Location: Grosse Ile Michigan
30,708 posts, read 79,922,272 times
Reputation: 39459
This is an easy one. Talk about her, not about you. It makes her feel like you are interested and she is important. It is a topic that she knows well and is comfortable with. It allows you to get to know a lot about her. Keep it interesting by using occasional anectdotes (i.e. if she likes water skiing and talks a lot about water skiing take a second to tell her about your first experience water skiing, and then go back to her).

Do nto over do it however. You do not want her to go home and when asked about you say "I know nothing about him" and you should not grill her like a 20 questions game, but just keep the conversation focused around her interests and experiences.

Do not talk about:

Old beaus of either of you.

Family members who are sick or recently died.

Any illnesses or diseases that you have or had in the past.

Politics, religion, drugs, how much you can drink, throwing up at parties, bodily functions.

Your mother.

Your wealth, education, physique, intelligence, sports prowess, or refinement.
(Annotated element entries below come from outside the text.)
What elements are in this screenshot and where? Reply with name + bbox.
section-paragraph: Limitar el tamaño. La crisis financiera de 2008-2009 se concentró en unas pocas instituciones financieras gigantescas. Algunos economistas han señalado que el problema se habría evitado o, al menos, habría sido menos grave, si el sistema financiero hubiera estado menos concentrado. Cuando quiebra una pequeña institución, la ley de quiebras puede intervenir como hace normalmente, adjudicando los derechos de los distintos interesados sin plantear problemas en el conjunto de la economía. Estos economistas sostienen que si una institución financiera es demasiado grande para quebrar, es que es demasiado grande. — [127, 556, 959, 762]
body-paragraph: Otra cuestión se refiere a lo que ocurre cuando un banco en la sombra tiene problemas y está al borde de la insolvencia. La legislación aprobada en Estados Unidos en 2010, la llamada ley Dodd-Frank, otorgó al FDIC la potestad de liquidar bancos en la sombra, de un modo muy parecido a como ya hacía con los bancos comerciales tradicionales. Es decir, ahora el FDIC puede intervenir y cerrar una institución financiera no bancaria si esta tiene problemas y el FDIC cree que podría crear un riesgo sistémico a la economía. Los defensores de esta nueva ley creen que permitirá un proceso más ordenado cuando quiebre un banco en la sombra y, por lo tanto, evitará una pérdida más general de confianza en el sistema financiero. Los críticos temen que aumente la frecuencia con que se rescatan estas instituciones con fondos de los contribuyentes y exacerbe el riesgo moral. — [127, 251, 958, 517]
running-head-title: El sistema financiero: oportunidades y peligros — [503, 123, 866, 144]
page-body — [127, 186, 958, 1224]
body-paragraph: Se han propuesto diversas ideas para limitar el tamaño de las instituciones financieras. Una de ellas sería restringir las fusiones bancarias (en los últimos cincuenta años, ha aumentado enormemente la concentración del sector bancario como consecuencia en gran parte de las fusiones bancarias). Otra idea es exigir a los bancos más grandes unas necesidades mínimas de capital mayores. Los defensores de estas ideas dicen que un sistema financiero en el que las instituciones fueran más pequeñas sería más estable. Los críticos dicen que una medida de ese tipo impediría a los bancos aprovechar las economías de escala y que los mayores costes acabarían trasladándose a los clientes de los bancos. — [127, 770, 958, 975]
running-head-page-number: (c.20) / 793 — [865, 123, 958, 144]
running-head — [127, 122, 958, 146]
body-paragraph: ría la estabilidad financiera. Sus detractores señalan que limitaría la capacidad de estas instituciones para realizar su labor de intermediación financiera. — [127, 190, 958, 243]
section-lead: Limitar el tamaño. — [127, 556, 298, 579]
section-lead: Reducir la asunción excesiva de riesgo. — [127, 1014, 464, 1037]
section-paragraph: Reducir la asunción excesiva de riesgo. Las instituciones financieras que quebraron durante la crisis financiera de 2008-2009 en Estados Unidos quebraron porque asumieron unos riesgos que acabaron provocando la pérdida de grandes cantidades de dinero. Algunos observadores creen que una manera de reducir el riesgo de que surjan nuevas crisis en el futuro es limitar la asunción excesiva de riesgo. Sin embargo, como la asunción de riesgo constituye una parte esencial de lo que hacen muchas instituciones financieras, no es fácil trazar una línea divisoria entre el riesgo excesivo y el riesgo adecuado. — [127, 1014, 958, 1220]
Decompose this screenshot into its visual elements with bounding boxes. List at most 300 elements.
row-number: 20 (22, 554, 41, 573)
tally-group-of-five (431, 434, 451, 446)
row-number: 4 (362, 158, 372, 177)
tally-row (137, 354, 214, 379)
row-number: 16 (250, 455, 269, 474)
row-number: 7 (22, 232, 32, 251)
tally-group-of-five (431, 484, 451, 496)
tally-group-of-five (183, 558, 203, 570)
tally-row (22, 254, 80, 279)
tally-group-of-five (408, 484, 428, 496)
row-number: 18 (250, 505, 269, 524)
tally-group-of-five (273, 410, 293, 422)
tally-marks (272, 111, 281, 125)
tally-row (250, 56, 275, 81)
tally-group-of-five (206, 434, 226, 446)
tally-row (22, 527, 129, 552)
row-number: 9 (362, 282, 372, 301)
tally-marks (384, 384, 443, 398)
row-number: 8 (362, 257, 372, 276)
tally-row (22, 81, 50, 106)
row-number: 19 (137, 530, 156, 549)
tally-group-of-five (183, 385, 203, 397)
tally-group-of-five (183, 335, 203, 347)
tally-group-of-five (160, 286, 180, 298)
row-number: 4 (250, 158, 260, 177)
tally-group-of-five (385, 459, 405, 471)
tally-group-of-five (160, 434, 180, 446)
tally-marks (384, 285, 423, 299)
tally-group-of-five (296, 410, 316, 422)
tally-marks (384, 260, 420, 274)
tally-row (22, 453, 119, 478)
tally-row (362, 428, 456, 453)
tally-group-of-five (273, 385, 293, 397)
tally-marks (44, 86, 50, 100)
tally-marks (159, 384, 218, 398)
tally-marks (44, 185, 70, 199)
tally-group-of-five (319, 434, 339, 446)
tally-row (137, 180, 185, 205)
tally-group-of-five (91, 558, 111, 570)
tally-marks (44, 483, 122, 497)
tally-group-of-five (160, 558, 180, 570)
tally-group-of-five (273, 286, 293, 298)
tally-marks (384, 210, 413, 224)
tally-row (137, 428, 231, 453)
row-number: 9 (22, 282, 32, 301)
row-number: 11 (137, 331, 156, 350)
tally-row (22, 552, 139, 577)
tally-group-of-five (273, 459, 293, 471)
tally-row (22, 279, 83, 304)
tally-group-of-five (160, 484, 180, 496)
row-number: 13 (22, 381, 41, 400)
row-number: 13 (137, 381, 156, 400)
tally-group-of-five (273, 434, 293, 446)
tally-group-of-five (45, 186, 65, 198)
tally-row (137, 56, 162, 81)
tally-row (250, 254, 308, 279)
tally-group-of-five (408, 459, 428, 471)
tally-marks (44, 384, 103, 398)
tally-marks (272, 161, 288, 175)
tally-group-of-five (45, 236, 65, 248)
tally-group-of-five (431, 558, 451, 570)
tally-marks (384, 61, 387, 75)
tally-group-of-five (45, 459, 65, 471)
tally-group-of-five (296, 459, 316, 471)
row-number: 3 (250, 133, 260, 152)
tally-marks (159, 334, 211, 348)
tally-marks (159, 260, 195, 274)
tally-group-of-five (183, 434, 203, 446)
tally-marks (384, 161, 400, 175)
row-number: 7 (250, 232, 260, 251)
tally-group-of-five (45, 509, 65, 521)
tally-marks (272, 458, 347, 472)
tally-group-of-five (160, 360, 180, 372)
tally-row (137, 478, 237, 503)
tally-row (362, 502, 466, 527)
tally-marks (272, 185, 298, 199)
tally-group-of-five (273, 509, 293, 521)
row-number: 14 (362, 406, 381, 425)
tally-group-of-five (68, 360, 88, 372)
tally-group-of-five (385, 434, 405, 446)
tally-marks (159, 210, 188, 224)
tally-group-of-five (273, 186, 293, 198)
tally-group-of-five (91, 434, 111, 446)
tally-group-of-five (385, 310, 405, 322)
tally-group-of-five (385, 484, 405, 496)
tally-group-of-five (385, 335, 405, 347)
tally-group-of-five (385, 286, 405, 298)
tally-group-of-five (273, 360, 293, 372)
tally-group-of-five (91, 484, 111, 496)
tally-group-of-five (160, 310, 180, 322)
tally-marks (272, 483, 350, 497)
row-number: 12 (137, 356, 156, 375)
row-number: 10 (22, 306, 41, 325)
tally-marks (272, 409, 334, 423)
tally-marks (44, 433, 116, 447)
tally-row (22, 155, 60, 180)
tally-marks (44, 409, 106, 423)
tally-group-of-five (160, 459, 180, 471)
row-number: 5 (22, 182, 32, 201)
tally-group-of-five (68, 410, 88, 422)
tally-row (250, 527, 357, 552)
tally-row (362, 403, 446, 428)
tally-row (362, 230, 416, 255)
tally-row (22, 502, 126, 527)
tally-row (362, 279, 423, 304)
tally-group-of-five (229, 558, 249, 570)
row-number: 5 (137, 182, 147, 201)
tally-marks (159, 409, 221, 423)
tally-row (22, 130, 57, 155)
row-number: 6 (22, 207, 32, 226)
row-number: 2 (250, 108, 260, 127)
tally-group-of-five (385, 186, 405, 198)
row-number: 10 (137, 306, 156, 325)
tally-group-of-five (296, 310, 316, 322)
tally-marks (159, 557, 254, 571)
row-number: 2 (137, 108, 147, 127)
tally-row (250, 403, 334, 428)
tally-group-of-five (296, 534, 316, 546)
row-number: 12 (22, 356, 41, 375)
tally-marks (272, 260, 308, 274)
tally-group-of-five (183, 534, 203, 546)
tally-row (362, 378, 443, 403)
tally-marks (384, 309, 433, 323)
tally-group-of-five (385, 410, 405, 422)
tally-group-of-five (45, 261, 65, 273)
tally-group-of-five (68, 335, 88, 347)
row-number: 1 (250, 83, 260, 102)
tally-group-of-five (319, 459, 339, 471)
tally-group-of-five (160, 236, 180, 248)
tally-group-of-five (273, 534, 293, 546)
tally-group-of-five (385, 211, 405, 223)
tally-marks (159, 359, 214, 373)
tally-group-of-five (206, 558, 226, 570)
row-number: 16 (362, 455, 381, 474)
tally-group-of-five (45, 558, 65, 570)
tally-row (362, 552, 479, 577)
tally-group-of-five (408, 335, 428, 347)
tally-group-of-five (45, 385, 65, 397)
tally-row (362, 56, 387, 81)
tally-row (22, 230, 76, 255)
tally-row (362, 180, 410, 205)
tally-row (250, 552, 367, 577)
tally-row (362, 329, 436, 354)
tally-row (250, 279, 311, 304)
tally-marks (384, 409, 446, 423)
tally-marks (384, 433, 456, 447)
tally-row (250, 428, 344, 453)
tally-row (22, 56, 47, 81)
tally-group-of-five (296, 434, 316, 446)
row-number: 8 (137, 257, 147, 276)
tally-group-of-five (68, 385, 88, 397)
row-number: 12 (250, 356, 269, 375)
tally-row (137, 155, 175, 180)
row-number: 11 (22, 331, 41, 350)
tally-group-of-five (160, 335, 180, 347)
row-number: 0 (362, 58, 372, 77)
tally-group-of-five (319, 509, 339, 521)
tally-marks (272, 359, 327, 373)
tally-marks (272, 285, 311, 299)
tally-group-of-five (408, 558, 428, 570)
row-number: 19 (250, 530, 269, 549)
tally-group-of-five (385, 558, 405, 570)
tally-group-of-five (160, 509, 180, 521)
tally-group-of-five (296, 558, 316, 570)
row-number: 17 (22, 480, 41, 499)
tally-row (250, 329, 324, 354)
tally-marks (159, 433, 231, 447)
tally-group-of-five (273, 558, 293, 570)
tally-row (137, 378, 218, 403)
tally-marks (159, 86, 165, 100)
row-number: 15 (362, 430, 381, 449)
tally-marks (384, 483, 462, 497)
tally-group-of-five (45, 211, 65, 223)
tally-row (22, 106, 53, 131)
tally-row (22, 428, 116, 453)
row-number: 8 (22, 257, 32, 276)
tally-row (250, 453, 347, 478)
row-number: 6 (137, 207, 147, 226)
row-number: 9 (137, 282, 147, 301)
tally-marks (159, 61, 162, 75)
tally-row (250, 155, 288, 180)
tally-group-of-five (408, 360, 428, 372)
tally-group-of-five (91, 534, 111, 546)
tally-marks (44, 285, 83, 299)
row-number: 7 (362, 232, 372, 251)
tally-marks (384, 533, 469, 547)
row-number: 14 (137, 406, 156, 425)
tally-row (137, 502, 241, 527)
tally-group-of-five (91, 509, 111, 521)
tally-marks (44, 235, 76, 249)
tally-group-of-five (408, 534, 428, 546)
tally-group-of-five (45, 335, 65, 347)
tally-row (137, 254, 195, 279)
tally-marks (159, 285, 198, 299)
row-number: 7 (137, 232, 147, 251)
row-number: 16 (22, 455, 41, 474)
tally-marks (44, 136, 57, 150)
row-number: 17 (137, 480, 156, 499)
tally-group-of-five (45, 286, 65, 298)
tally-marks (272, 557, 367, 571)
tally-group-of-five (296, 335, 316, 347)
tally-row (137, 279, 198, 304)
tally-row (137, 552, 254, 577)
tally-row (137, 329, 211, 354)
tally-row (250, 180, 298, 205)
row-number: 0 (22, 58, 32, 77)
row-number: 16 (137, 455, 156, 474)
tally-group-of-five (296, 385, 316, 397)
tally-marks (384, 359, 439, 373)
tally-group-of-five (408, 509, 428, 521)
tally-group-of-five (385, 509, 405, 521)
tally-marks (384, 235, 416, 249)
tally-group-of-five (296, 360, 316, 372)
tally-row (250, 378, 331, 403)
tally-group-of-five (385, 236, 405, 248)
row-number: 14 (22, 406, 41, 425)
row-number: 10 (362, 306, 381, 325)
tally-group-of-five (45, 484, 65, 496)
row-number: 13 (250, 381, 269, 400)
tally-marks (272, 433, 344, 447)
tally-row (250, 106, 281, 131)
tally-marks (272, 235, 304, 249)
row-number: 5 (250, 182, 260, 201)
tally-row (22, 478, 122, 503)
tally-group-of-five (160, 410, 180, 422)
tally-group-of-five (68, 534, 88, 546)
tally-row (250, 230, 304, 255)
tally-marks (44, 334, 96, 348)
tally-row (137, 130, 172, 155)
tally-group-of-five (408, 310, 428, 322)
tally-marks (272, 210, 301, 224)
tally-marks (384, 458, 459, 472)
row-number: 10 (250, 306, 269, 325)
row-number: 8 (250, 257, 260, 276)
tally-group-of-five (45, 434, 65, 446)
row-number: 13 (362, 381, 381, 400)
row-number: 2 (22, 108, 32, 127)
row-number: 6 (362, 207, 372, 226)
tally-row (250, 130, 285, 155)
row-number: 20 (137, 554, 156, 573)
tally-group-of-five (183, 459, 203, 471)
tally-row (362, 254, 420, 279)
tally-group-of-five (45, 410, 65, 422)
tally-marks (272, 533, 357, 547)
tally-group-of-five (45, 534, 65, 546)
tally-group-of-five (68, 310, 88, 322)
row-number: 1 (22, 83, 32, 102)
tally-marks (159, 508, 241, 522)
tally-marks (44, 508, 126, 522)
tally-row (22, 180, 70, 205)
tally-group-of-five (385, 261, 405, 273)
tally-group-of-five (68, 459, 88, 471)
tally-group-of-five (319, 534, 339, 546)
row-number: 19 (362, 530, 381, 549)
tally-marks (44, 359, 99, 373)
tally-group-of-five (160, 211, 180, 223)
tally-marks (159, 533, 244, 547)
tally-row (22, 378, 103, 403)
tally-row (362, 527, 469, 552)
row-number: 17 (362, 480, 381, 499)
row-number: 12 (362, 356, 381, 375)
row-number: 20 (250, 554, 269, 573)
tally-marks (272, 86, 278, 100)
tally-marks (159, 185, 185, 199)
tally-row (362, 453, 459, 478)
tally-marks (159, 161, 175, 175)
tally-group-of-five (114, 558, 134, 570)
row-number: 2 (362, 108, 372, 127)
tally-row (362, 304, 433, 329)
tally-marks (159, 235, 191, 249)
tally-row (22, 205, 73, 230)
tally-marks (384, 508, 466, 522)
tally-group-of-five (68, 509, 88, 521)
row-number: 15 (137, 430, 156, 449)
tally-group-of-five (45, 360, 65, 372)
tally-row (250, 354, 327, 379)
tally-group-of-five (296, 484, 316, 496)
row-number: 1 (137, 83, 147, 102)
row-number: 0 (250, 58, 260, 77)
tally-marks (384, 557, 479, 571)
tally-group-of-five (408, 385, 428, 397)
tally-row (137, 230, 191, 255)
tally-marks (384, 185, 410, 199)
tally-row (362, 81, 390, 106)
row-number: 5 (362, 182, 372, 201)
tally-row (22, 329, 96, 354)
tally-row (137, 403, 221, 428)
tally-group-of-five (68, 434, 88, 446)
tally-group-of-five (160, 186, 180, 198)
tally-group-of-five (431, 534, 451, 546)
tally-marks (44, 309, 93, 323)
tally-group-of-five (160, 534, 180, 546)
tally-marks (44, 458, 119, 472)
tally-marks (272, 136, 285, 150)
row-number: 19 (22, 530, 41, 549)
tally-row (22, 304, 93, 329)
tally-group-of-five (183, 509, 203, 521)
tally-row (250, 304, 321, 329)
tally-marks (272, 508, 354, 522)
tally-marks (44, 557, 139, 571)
Any of these things should be apparent through the course of your date and do not need you to blow your horn about them.

Marriage or children.

Any plans you have to move out of the country or state in the immediate future.

How much you like to play video games.

How boring your life is.

How incredibly broke you are.

Try to avoid insulting or flirting with the waitress, sending food back, complaining about anything, farting, belching, picking you nose. Be sure that you wash your hands if you go to the bathroom. Try to not leave her sitting alone. Pull out her chair for her, open doors (including your car door). Leave the music off or low. Do not show off your driving prowess. Do not get drunk.